Ambon, KRsumsel.com – BPJS Kesehatan Cabang Ambon menyatakan kooperatif untuk membantu penyelidikan kasus dugaan korupsi anggaran COVID-19 di salah satu rumah sakit umum daerah (RSUD) di Provinsi Maluku.
“Karena ini masih dugaan (korupsi-Red), yang kami lakukan ketika pemda minta ke kami data untuk rumah sakit X, maka kami berikan datanya. Data yang telah verifikasi, yang telah dibayar Kementerian Kesehatan. Inilah salah satu fungsi kami bantu pemerintah,” Kepala BPJS Kesehatan Cabang Ambon HS. Rumondang Pakpahan di Kota Ambon, Rabu.

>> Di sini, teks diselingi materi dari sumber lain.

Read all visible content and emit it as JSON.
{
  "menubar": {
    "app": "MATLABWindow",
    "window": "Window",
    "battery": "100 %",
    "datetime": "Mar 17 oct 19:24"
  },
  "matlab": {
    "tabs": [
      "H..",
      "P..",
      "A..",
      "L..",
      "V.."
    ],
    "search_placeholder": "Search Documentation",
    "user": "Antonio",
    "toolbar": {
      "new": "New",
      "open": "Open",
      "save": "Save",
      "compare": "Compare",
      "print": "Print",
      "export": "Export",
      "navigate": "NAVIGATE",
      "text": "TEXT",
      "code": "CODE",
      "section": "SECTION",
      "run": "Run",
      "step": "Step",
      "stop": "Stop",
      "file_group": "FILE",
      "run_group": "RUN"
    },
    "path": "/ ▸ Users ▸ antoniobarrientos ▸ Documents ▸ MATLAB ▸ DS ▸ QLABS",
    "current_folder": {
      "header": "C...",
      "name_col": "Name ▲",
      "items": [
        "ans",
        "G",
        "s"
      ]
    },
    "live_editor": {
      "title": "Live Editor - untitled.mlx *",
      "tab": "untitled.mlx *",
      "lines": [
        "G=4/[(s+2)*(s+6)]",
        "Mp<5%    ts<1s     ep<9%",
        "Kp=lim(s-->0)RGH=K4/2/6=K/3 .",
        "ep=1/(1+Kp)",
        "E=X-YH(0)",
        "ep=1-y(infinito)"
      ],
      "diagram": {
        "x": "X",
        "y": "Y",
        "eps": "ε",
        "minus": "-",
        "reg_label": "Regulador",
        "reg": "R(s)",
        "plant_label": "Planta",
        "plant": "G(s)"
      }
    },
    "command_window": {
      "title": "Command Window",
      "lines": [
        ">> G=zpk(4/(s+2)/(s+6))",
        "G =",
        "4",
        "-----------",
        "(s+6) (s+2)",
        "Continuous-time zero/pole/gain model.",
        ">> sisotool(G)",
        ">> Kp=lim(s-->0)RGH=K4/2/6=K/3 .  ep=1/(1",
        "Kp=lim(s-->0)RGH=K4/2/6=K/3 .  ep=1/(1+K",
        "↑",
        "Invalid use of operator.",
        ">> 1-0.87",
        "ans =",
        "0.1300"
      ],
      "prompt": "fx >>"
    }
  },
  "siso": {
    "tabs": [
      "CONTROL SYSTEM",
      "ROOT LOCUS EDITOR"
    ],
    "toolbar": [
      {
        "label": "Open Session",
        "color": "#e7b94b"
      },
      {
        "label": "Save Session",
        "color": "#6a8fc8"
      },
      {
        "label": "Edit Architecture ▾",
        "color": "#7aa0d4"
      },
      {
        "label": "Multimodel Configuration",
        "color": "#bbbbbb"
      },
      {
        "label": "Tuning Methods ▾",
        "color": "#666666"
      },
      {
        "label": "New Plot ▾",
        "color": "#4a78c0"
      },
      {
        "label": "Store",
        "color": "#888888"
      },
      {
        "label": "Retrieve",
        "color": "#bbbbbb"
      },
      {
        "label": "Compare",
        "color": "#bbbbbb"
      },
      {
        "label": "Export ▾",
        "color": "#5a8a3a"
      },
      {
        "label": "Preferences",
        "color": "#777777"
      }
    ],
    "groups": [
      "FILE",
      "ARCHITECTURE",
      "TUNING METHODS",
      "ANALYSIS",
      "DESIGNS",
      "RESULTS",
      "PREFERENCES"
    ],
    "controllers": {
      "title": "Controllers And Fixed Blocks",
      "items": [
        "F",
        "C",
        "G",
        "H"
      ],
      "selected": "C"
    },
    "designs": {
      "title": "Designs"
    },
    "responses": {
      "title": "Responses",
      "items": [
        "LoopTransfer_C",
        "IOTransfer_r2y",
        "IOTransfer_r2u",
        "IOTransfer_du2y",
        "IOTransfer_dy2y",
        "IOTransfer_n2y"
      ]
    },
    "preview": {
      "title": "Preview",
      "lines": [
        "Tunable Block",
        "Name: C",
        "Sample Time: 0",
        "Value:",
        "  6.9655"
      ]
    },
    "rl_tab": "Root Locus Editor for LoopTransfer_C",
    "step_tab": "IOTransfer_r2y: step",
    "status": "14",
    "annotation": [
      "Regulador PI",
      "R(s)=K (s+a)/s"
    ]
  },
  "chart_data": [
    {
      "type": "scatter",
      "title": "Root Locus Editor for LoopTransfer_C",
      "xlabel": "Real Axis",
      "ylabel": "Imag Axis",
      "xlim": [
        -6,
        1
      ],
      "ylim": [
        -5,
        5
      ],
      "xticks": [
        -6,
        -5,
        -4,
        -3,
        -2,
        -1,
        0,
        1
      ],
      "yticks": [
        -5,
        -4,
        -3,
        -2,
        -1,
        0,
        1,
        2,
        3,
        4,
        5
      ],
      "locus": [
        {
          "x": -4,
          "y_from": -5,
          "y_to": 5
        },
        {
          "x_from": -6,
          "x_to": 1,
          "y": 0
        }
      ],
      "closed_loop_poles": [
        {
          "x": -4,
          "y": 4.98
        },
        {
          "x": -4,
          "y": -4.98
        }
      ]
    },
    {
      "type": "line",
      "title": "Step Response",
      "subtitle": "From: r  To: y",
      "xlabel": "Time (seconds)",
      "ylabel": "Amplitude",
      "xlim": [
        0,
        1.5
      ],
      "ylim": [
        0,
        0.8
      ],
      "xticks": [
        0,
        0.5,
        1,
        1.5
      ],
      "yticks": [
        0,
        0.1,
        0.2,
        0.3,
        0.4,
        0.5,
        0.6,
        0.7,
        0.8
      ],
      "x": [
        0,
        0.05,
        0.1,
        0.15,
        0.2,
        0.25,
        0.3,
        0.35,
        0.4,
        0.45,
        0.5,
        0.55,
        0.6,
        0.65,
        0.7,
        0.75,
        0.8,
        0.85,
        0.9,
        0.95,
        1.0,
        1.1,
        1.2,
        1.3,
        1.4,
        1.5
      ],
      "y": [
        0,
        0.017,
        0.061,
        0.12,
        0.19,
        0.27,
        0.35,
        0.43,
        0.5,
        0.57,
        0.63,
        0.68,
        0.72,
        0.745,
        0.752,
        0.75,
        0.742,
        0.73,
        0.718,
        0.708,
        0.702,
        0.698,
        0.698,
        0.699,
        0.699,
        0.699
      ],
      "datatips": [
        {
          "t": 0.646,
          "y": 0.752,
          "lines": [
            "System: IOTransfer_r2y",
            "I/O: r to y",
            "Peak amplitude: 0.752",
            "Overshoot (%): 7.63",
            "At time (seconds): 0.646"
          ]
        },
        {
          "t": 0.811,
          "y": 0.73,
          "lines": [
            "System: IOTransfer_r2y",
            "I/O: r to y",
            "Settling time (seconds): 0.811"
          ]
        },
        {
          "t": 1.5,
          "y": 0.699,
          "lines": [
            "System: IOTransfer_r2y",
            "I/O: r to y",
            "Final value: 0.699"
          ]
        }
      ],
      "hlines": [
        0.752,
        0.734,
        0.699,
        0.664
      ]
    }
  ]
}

BPJS Kesehatan mendapat tugas dari pemerintah untuk memverifikasi klaim rumah sakit (RS) rujukan COVID-19 di Indonesia.
Setelah verifikasi dari BPJS Kesehatan selesai, maka Kementerian Kesehatan yang akan melakukan pembayaran klaim tersebut ke RS. Total klaim COVID-19 dari rumah sakit rujukan di Provinsi Maluku sejak 2020 hingga September 2021, yang sudah melalui lolos verifikasi dari BPJS Kesehatan, mencapai 1.186 kasus dengan nilai Rp117,3 miliar.
Selama tahun 2020 ada 891 kasus atau klaim di Maluku yang lolos verifikasi BPJS Kesehatan. Nilai klaim dari jumlah kasus tersebut mencapai sekitar Rp97,32 miliar. Sedangkan hingga September 2021, klaim yang sudah terverifikasi ada 295 dengan jumlah biaya sekitar Rp20 miliar.
Ia mengatakan pernah dipanggil oleh Gubernur Maluku Murad Ismail dan diminta mengklarifikasi tentang klaim COVID-19 di salah satu RSUD rujukan.